Neville's Breakfast
Well-known member
It is true.
The UK could withdraw from the global gas/energy market and, if it did so, prices would plummet. It would mean that the UK would have to become self-sufficient in its energy needs, and it would signal a drastic change in the UK's position at the vanguard of advocating the value/importance of global markets and that there is no alternative to them.
Our next PM thinks she's resurrecting Thatcher. She doesn't quite realise that Thatcher switched taxes, rather than cut them. Thatcher switched them from 'progressive' taxes on labour (ie so the rich pay) to consumption taxes (ie so the poor pay). Bizarrely, our next PM is proposing to do the opposite that Thatcher did, which is to cut VAT (the tax on the poor), rather than to raise it, which is what Thatcher did.
Self sufficiency in electricity would require a big increase in generation capacity that could only come from a combination of renewables and nuclear. We are not there yet and by the time we are who knows what the pricing will look like. Self sufficiency in gas is possible but not desirable as it is a fossil fuel.
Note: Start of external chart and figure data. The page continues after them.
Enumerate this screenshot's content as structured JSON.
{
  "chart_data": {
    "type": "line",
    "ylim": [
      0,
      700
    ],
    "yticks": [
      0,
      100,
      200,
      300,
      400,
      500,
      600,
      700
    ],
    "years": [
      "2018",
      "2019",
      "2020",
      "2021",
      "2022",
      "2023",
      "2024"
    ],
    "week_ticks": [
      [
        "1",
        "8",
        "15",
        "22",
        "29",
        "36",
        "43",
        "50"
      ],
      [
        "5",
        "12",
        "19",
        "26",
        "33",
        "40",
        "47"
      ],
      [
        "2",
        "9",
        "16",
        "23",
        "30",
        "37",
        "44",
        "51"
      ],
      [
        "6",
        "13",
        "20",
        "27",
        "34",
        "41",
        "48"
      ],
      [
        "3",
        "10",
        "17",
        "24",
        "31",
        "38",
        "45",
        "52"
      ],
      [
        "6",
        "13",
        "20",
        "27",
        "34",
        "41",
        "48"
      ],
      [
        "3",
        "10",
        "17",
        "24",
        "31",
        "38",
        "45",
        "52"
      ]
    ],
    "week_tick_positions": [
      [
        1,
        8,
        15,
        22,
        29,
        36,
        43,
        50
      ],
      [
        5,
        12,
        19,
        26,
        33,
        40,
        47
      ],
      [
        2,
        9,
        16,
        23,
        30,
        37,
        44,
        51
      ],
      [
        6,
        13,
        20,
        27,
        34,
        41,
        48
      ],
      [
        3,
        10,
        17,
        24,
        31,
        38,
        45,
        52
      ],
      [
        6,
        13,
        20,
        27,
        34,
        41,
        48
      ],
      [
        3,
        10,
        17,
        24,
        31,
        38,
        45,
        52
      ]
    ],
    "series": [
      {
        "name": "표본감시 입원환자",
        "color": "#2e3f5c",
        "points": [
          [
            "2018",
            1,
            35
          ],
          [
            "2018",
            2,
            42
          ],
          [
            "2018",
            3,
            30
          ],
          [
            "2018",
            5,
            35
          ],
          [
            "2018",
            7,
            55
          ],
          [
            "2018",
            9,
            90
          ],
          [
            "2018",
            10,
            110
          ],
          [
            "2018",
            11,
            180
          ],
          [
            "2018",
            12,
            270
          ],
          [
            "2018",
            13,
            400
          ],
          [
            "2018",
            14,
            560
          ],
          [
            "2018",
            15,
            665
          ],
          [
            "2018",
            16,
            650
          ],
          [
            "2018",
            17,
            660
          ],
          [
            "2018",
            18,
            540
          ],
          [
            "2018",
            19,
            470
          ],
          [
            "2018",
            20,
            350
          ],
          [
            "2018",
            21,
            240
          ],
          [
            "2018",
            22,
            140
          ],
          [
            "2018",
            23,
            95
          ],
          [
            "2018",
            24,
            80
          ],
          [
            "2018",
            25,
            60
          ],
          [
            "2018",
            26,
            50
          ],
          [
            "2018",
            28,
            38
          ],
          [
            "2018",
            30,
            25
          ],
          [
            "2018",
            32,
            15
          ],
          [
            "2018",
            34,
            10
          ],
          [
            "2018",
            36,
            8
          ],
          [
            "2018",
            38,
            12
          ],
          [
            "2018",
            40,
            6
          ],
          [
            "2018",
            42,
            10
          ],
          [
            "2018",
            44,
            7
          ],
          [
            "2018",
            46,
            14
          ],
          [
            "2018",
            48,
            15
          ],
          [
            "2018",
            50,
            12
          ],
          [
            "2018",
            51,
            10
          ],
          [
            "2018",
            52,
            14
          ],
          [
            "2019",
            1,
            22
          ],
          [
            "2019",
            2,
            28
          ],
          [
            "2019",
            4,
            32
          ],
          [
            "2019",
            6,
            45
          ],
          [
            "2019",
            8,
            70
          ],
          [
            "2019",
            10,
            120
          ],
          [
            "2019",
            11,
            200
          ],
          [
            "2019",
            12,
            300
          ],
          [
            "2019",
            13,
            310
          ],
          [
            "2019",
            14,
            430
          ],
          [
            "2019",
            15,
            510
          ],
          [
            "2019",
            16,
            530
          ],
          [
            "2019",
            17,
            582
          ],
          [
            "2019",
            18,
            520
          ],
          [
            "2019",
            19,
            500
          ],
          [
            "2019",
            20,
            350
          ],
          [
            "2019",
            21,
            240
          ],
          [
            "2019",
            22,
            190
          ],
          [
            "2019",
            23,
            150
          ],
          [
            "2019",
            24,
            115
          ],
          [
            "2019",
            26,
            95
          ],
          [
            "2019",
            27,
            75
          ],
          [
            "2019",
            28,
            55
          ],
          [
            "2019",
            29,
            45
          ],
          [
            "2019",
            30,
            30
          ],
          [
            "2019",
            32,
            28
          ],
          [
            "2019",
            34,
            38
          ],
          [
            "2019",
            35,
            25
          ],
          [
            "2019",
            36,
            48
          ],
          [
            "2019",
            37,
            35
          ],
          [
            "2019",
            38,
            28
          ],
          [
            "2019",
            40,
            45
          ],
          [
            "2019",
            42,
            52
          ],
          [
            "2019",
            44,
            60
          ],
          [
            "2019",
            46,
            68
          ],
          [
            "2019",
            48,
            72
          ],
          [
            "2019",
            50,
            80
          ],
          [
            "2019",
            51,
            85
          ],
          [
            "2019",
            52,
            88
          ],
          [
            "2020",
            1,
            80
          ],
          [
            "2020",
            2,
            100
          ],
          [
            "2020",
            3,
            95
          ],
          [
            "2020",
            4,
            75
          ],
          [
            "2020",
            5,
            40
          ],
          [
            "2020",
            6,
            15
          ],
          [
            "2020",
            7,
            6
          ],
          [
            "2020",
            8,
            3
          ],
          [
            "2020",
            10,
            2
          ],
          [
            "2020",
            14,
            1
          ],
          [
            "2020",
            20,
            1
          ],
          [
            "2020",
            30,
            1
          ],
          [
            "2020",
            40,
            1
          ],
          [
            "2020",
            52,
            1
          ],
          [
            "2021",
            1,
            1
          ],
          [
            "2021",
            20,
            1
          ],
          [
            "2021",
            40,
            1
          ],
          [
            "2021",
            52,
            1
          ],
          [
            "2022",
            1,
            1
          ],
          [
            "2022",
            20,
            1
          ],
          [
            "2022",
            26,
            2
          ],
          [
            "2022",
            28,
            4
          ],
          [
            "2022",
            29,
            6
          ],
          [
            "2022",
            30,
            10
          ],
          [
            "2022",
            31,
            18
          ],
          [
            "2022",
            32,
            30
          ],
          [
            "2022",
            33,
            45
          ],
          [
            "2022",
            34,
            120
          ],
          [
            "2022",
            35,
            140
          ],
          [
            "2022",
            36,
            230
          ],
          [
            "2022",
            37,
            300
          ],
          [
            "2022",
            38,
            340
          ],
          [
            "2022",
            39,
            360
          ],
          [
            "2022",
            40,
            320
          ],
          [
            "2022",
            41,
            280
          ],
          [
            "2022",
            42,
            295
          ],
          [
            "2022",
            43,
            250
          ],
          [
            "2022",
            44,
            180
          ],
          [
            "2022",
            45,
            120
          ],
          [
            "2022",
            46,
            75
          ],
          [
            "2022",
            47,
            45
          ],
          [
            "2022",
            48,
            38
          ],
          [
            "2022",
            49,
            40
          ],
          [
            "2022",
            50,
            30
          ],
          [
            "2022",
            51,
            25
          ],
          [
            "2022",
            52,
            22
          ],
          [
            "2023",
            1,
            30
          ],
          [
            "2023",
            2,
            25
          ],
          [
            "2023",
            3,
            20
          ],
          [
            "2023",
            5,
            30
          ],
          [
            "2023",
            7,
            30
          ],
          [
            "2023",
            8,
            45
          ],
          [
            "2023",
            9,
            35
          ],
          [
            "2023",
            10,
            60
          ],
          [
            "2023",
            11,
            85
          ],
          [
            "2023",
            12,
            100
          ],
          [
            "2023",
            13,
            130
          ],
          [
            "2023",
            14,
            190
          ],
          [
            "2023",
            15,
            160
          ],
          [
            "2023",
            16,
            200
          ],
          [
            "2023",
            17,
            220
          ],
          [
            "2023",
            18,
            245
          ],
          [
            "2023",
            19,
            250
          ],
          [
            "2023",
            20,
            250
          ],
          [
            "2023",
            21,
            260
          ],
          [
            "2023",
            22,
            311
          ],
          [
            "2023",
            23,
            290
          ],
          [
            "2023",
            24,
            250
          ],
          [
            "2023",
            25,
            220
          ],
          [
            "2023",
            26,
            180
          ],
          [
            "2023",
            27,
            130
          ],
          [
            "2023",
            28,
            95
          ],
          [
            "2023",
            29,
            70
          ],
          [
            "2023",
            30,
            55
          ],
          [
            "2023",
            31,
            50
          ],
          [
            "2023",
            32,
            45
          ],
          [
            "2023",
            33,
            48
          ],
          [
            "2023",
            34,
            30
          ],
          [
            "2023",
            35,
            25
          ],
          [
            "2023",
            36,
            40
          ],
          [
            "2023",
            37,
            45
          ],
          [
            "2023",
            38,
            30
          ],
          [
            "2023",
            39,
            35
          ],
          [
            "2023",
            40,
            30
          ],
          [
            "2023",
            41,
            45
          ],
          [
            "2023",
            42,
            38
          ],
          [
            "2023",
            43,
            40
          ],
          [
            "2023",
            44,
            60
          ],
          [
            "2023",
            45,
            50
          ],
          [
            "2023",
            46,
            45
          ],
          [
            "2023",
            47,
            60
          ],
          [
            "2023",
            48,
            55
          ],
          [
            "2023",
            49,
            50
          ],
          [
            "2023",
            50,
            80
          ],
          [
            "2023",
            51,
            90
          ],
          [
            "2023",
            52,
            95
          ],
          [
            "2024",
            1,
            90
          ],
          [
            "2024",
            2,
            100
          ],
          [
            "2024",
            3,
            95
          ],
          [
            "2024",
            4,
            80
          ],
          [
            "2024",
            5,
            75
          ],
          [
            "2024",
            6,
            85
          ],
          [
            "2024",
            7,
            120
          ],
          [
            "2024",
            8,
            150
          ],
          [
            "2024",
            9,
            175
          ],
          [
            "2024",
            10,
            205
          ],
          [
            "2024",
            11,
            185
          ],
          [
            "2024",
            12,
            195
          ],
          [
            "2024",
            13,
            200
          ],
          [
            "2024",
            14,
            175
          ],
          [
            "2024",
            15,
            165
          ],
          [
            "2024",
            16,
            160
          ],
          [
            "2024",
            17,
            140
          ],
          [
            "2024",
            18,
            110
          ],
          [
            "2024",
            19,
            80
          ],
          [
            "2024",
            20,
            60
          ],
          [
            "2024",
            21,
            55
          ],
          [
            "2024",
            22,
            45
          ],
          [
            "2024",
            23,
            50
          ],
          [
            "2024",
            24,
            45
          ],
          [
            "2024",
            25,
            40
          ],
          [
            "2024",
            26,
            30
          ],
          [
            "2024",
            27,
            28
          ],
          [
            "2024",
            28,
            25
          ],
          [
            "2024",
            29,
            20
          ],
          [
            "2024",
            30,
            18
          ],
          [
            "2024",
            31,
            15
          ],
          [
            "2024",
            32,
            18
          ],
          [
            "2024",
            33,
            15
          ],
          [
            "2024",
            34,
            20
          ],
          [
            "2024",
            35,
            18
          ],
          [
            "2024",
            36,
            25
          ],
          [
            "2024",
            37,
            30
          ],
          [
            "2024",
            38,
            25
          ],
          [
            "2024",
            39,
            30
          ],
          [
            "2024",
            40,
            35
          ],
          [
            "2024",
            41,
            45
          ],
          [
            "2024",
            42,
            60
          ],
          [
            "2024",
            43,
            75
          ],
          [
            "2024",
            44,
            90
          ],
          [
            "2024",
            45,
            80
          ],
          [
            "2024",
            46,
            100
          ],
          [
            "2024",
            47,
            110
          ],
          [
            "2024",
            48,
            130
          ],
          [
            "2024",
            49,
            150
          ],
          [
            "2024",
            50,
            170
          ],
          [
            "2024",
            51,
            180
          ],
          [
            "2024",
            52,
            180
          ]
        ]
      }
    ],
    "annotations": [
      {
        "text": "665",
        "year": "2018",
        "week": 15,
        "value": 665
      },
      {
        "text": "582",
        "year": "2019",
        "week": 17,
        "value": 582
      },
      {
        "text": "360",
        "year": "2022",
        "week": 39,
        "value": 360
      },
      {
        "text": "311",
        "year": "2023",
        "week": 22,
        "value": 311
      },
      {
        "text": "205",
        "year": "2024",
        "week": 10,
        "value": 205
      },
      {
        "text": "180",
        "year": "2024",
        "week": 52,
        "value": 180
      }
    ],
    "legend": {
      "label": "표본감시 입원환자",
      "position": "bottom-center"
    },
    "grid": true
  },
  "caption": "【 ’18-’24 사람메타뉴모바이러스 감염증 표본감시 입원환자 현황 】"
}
For oil; not possible hence the move to electric cars although this then moves the goalposts on electricity generation self sufficiency and is not without significant environmental consequences in rare metals for production and supply chains in unfriendly countries like China (80 % of rare metal production) and with the associated battery requirements-production and recycling.
There is a documentary on iplayer (I think) about the environmental effects of lithium extraction in South America.